Back in the 1980s Ronald Reagan and Margaret Thatcher in their separate fiefdoms got the idea that if you loaded the richest people with even more money then some of it would trickle down and maybe land in the pockets of the poorest. So they cut taxes at the top end. For themselves and their chums.

It was a crap notion and didn’t work because people aren’t like that, and anyway it’s the most offensive thing to tell a population of paupers. But neither Reagan nor Thatcher thought there was much wrong with offending those less fortunate than themselves and were happy to espouse the virtues of trickle-down economics. It tended to work like this: taxes were cut for the rich who have bank accounts in tax-free havens where they could squirrel their money away leading to greater inequality between the haves and the have-nots leading to more borrowing by the poor leading to the economy slowing down as they default, finally leading to slower growth.

But the worst element of it was the notion that money trickling down from overflowing pockets just might benefit the poor. It’s not at all pleasant being told you can take the scraps off someone else’s table, or starve. It divided society even more into the haves and the have-nots.

But in the UK that didn’t matter. The Prime Minister declared that there was no such thing as society anyway and proceeded to prove her point by having a personal vendetta against the mining industry among several other vital elements of our economy, like steel.

Miners may have believed they deserved a bigger slice of the cake. After all, they risked their lives every day that they worked underground yet those who owned the cake rarely risked anything at all. And that’s a fact. Mining accidents, underground explosions etc. killed and maimed many, many men whilst the Prime Minister with the vendetta barely squeezed a pimple and not a penny from her pocket trickled down to anyone.

But that was and still is the Tory way. There’s still an economic crises, as a nation we don’t earn enough. And why might that be? Because the woman in charge several decades ago destroyed industries in order to prove a personal point that I’ve never understood.

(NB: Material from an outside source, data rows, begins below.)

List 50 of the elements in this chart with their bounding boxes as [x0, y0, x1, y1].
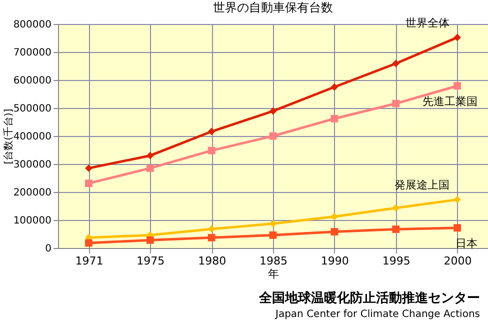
point: [208, 146, 216, 154]
point: [269, 107, 277, 115]
x-axis-title: 年: [268, 268, 279, 280]
point: [146, 236, 154, 244]
x-tick-label: 2000: [444, 254, 472, 268]
x-tick-label: 1995: [382, 254, 410, 268]
text: Japan Center for Climate Change Actions: [274, 309, 480, 320]
y-axis-title: [台数(千台)]: [2, 108, 14, 164]
point: [330, 212, 338, 220]
series-label: 先進工業国: [422, 94, 478, 108]
x-tick-label: 1990: [320, 254, 349, 268]
y-tick-label: 700000: [13, 48, 52, 58]
point: [454, 34, 461, 42]
y-tick-label: 0: [45, 244, 52, 254]
point: [85, 239, 92, 247]
point: [146, 152, 154, 160]
y-tick-label: 600000: [13, 76, 52, 86]
point: [454, 224, 461, 232]
point: [208, 128, 216, 136]
y-tick-label: 800000: [13, 20, 52, 30]
x-tick-label: 1985: [260, 254, 288, 268]
chart-title: 世界の自動車保有台数: [213, 0, 333, 14]
point: [85, 180, 92, 188]
x-tick-label: 1980: [198, 254, 226, 268]
y-tick-label: 500000: [13, 104, 52, 114]
series-label: 世界全体: [405, 16, 450, 30]
y-tick-label: 100000: [13, 216, 52, 226]
series-label: 発展途上国: [394, 178, 450, 192]
y-tick-label: 200000: [13, 188, 52, 198]
x-tick-label: 1975: [136, 254, 165, 268]
point: [454, 196, 461, 204]
point: [392, 60, 400, 68]
point: [85, 164, 92, 172]
point: [454, 82, 461, 90]
point: [269, 220, 277, 228]
y-tick-label: 300000: [13, 160, 52, 170]
series-label: 日本: [455, 236, 478, 250]
point: [208, 234, 216, 242]
point: [330, 228, 338, 236]
text: 全国地球温暖化防止活動推進センター: [258, 290, 480, 306]
point: [269, 231, 277, 239]
point: [146, 164, 154, 172]
point: [392, 226, 400, 233]
x-tick-label: 1971: [75, 254, 104, 268]
point: [330, 83, 338, 91]
y-tick-label: 400000: [13, 132, 52, 142]
point: [392, 100, 400, 108]
point: [208, 225, 216, 233]
point: [330, 114, 338, 122]
point: [392, 204, 400, 212]
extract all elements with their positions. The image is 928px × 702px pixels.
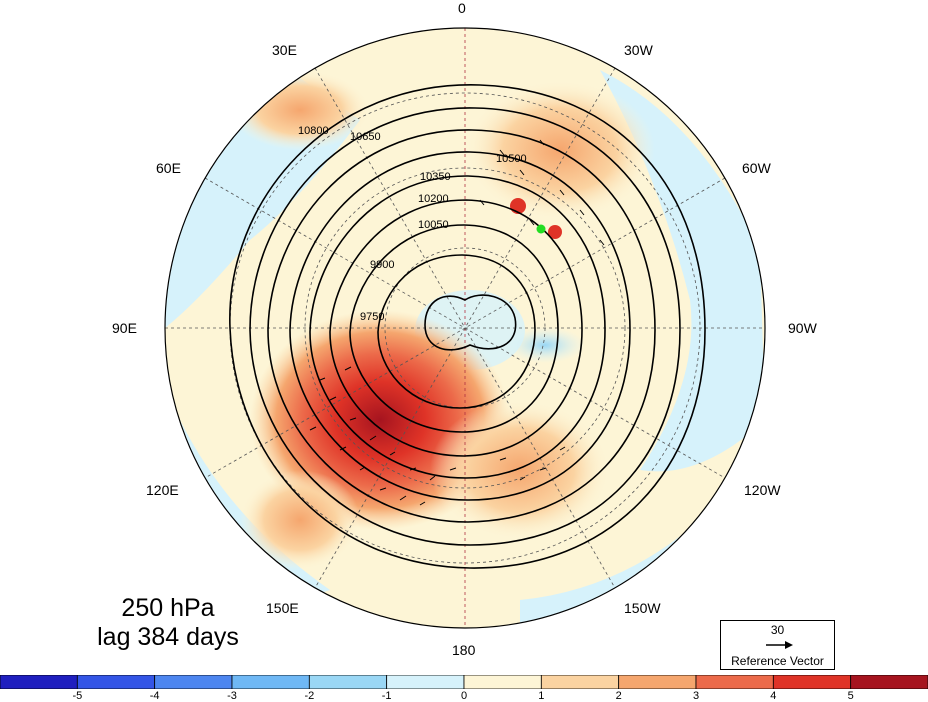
- reference-vector-magnitude: 30: [770, 623, 785, 637]
- colorbar: [0, 675, 928, 689]
- colorbar-swatch: [231, 675, 310, 689]
- lon-label-0: 0: [458, 0, 466, 16]
- lon-label-60w: 60W: [742, 160, 771, 176]
- colorbar-swatch: [154, 675, 233, 689]
- colorbar-tick-label: 4: [770, 690, 777, 702]
- colorbar-tick-label: 0: [460, 690, 468, 702]
- colorbar-swatch: [695, 675, 774, 689]
- contour-label: 10500: [496, 153, 527, 165]
- lon-label-60e: 60E: [156, 160, 181, 176]
- contour-label: 10200: [418, 193, 449, 205]
- colorbar-swatch: [76, 675, 156, 689]
- contour-label: 9900: [370, 259, 394, 271]
- map-boundary: [164, 27, 766, 629]
- reference-arrow-icon: [766, 641, 793, 649]
- contour-label: 10650: [350, 131, 381, 143]
- lon-label-120w: 120W: [744, 482, 781, 498]
- contour-label: 10050: [418, 219, 449, 231]
- lon-label-180: 180: [452, 642, 476, 658]
- lon-label-30e: 30E: [272, 42, 297, 58]
- colorbar-tick-label: 3: [692, 690, 700, 702]
- colorbar-tick-label: -3: [227, 690, 237, 702]
- reference-vector-label: Reference Vector: [731, 654, 824, 668]
- lon-label-120e: 120E: [146, 482, 179, 498]
- colorbar-tick-label: -1: [381, 690, 392, 702]
- marker-point: [536, 224, 546, 234]
- lon-label-30w: 30W: [624, 42, 653, 58]
- level-title: 250 hPa: [121, 594, 215, 622]
- colorbar-tick-label: -2: [304, 690, 315, 702]
- graticule: [165, 28, 765, 628]
- reference-vector-box: 30 Reference Vector: [720, 620, 835, 670]
- polar-map: 10800 10650 10500 10350 10200 10050 9900…: [164, 27, 766, 629]
- colorbar-swatch: [540, 675, 620, 689]
- colorbar-tick-label: -5: [72, 690, 83, 702]
- wind-vectors: [309, 139, 605, 506]
- colorbar-swatch: [618, 675, 697, 689]
- colorbar-tick-label: 2: [615, 690, 622, 702]
- colorbar-swatch: [0, 675, 78, 689]
- lon-label-90e: 90E: [112, 320, 137, 336]
- colorbar-swatch: [772, 675, 852, 689]
- lon-label-90w: 90W: [788, 320, 817, 336]
- colorbar-tick-label: 1: [538, 690, 545, 702]
- colorbar-swatch: [386, 675, 465, 689]
- colorbar-swatch: [463, 675, 542, 689]
- lag-title: lag 384 days: [97, 623, 239, 651]
- lon-label-150e: 150E: [266, 600, 299, 616]
- contour-label-group: 10800 10650 10500 10350 10200 10050 9900…: [298, 125, 527, 323]
- lon-label-150w: 150W: [624, 600, 661, 616]
- colorbar-tick-label: -4: [149, 690, 160, 702]
- contour-label: 10350: [420, 171, 451, 183]
- colorbar-swatch: [850, 675, 928, 689]
- colorbar-swatch: [308, 675, 388, 689]
- colorbar-tick-label: 5: [847, 690, 854, 702]
- height-contours: [229, 84, 706, 569]
- contour-label: 9750: [360, 311, 384, 323]
- contour-label: 10800: [298, 125, 329, 137]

We’re suffering still – at least, the poor are.

Because it’s they who will find their budgets squeezed further by a Government that was elected by a minority, and all because of gross incompetence by an earlier government, in the 1980s.

And will somebody explain why, when that earlier prime minister died, we had to fork out over three million pounds to bury her?

It just doesn’t make sense, it didn’t then, though I was glad to see her go.